С низкого потолка Дубовой комнаты на шнуре свисала единственная лампа в пергаментном абажуре. Мягкий свет внушает душевное спокойствие. Но существуют светильники, хотя и не яркие, но способные лишь сгущать тени, навевая неприятные мысли о том, что может таиться в темноте.
— Спокойно! — пробормотал вслух мистер Харви. Он засмеялся, но смех прозвучал слишком громко, заставив его бросить взгляд через плечо.
Порядок в Дубовой комнате был давно восстановлен.
Рапира с рукояткой-чашкой снова висела за дверью, надежно прикрепленная к стене сверху и снизу. Лютня, как обычно, лежала на крышке клавесина, покрытая патиной веков, как и темные дубовые стены, окружавшие мистера Харви.
Стулья и стол вновь стояли на своих местах. Чаша Кавалера вновь покоилась в запертом сейфе, ключ от которого прожигал дыру в правом кармане брюк мистера Харви, дабы его не могли выхватить у него из рук.
Сидя на одном из высоких стульев, в спинку и сиденье которого была вплетена солома, отец Вирджинии склонился над длинным узким столом. На столе, рядом с серебряной пепельницей, где прислоненная к краю сигарета посылала кверху абсолютно прямой сероватый дымок, поскольку оба окна были заперты, лежали листы писчей бумаги и конверт.

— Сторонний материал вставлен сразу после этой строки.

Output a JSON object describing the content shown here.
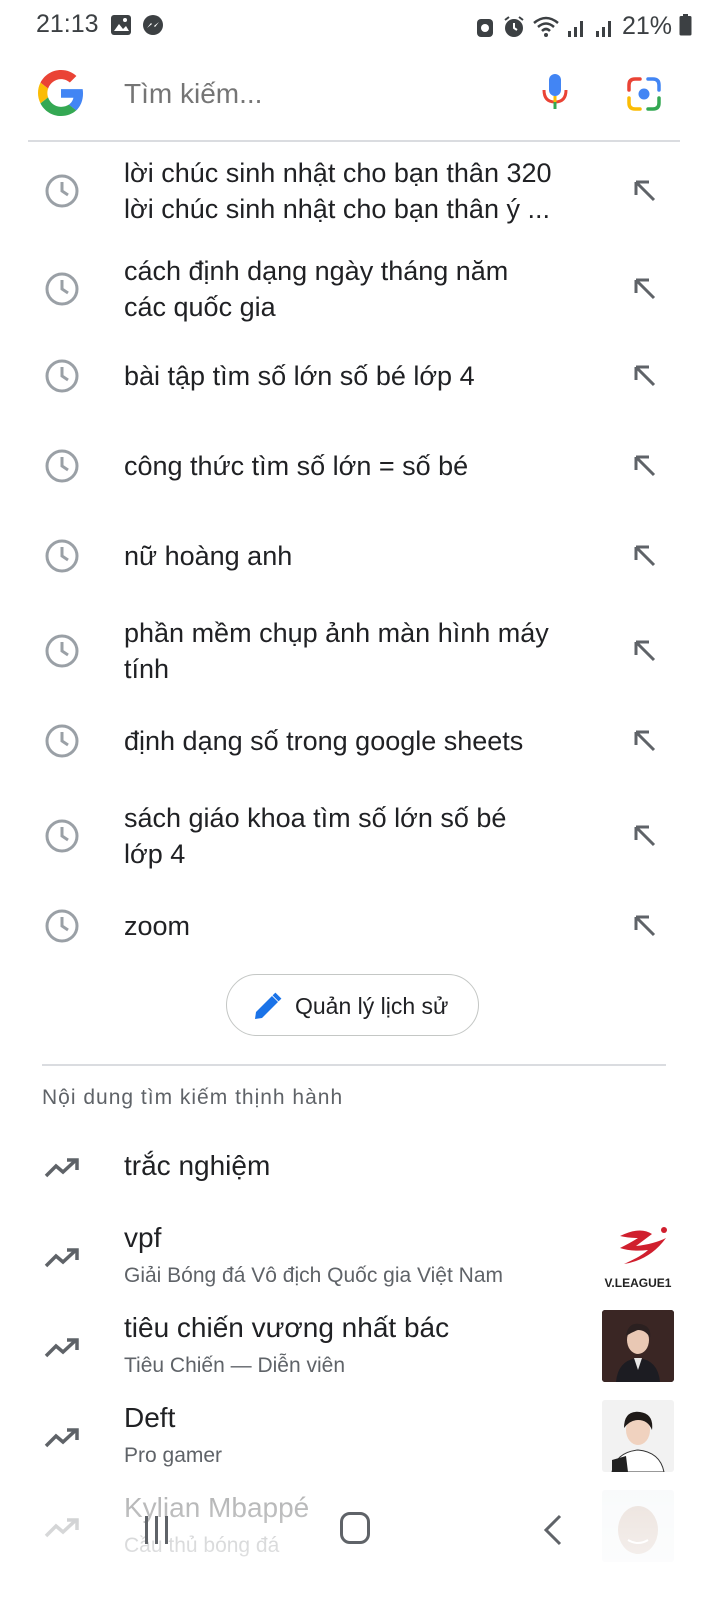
{
  "status_bar": {
    "time": "21:13",
    "battery": "21%",
    "left_icons": [
      "gallery-icon",
      "messenger-icon"
    ],
    "right_icons": [
      "notification-lock-icon",
      "alarm-icon",
      "wifi-icon",
      "signal-icon",
      "signal-icon",
      "battery-icon"
    ]
  },
  "search": {
    "placeholder": "Tìm kiếm...",
    "value": "",
    "colors": {
      "blue": "#4285F4",
      "red": "#EA4335",
      "yellow": "#FBBC05",
      "green": "#34A853"
    }
  },
  "history": [
    {
      "lines": [
        "lời chúc sinh nhật cho bạn thân 320",
        "lời chúc sinh nhật cho bạn thân ý ..."
      ]
    },
    {
      "lines": [
        "cách định dạng ngày tháng năm",
        "các quốc gia"
      ]
    },
    {
      "lines": [
        "bài tập tìm số lớn số bé lớp 4"
      ]
    },
    {
      "lines": [
        "công thức tìm số lớn = số bé"
      ]
    },
    {
      "lines": [
        "nữ hoàng anh"
      ]
    },
    {
      "lines": [
        "phần mềm chụp ảnh màn hình máy",
        "tính"
      ]
    },
    {
      "lines": [
        "định dạng số trong google sheets"
      ]
    },
    {
      "lines": [
        "sách giáo khoa tìm số lớn số bé",
        "lớp 4"
      ]
    },
    {
      "lines": [
        "zoom"
      ]
    }
  ],
  "manage_history": {
    "label": "Quản lý lịch sử"
  },
  "trending": {
    "title": "Nội dung tìm kiếm thịnh hành",
    "items": [
      {
        "title": "trắc nghiệm",
        "subtitle": "",
        "thumb": ""
      },
      {
        "title": "vpf",
        "subtitle": "Giải Bóng đá Vô địch Quốc gia Việt Nam",
        "thumb": "vleague",
        "thumb_text": "V.LEAGUE1"
      },
      {
        "title": "tiêu chiến vương nhất bác",
        "subtitle": "Tiêu Chiến — Diễn viên",
        "thumb": "person-suit"
      },
      {
        "title": "Deft",
        "subtitle": "Pro gamer",
        "thumb": "person-jersey"
      },
      {
        "title": "Kylian Mbappé",
        "subtitle": "Cầu thủ bóng đá",
        "thumb": "person-face"
      }
    ]
  },
  "nav": {
    "icons": [
      "recent-apps-icon",
      "home-icon",
      "back-icon"
    ]
  }
}
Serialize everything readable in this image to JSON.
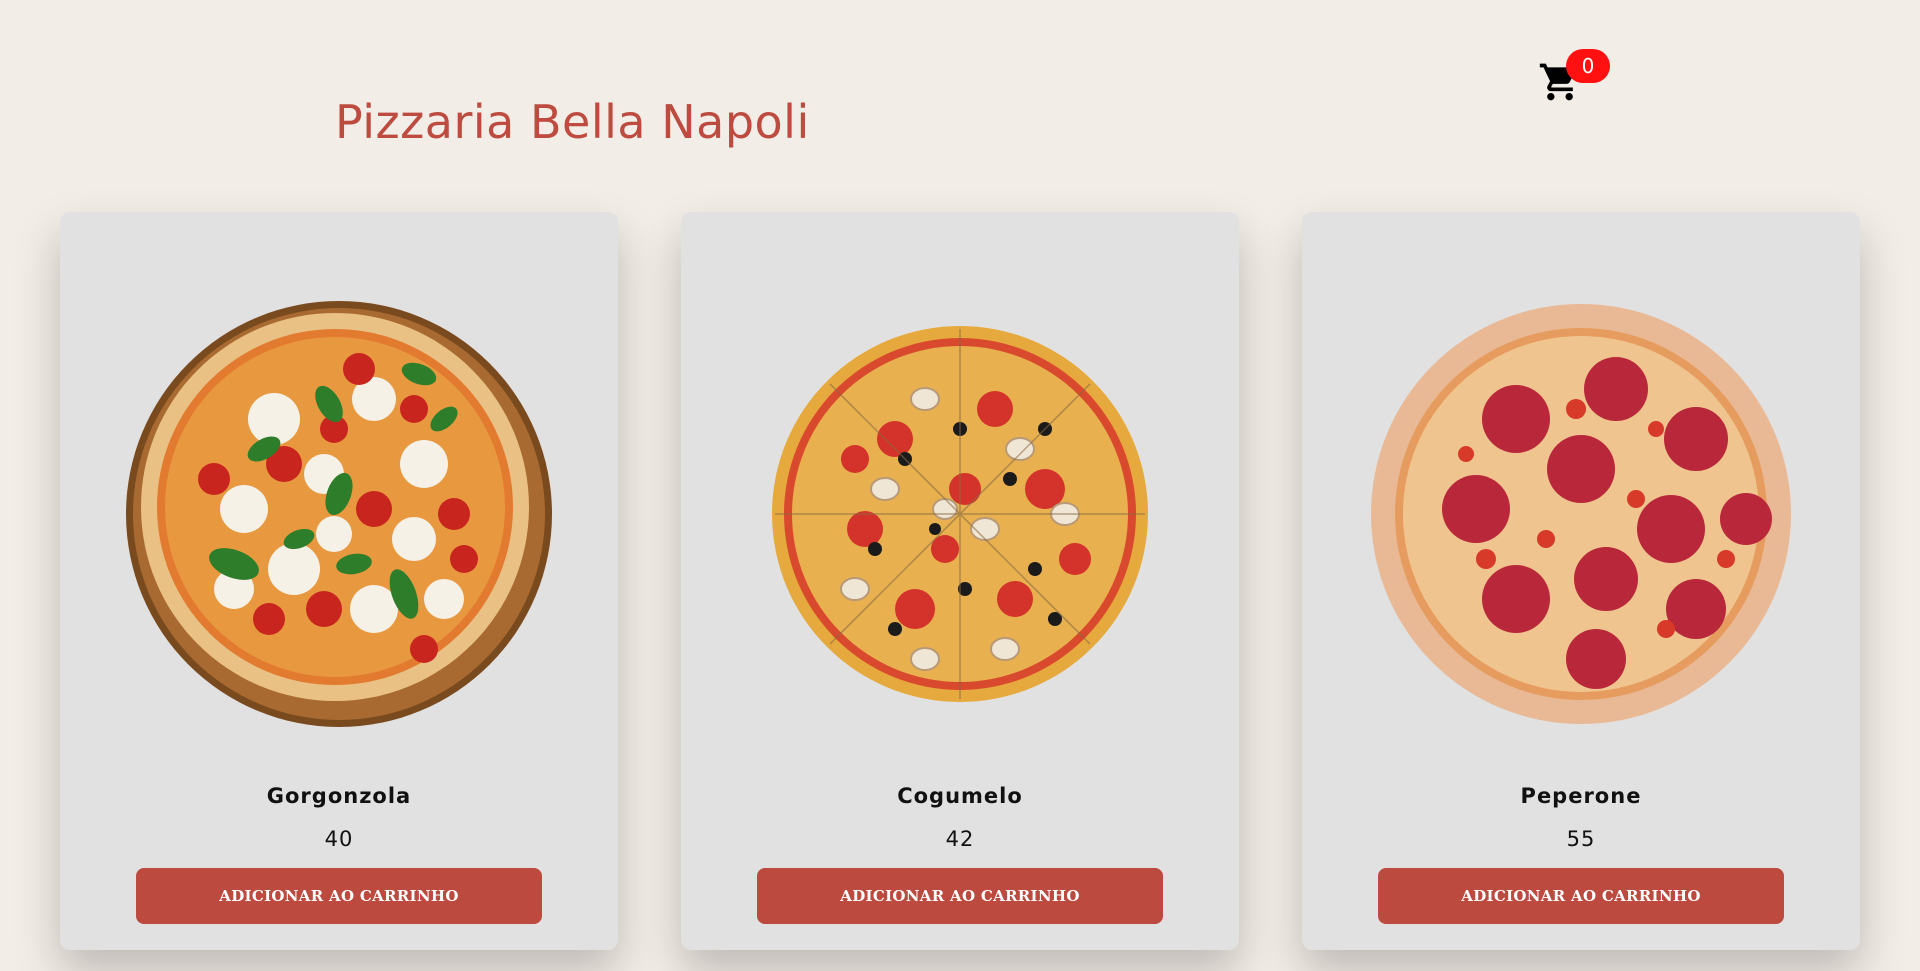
{
  "header": {
    "title": "Pizzaria Bella Napoli",
    "cart": {
      "icon": "shopping-cart-icon",
      "count": "0",
      "badge_color": "#ff1111"
    }
  },
  "products": [
    {
      "name": "Gorgonzola",
      "price": "40",
      "button_label": "ADICIONAR AO CARRINHO",
      "image": "margherita-pizza-on-wooden-board"
    },
    {
      "name": "Cogumelo",
      "price": "42",
      "button_label": "ADICIONAR AO CARRINHO",
      "image": "mushroom-olive-pepperoni-pizza"
    },
    {
      "name": "Peperone",
      "price": "55",
      "button_label": "ADICIONAR AO CARRINHO",
      "image": "pepperoni-pizza"
    }
  ],
  "colors": {
    "accent": "#bc4a3f",
    "title": "#bd4b40",
    "background": "#f3ede7",
    "card": "#e1e1e1"
  }
}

После упомянутого быстрого взгляда через плечо мистер Харви повернулся с авторучкой в руке и добавил еще одну строку к уже написанному. Потом он посмотрел на начало текста.
«Моя дорогая Вирджиния!..»
Некоторым могло бы показаться странным, что конгрессмен пишет письмо дочери, находящейся наверху, в своей комнате. Но мистер Харви считал необходимым оправдаться в своем сегодняшнем поведении.
«Моя дорогая Вирджиния! — писал он. — Возможно, тебе кажется, что поведение твоего старого папы — по крайней мере, в отношении мисс Илейн Чизмен — было несколько импульсивным и непродуманным. Уверяю тебя, что ты не права…»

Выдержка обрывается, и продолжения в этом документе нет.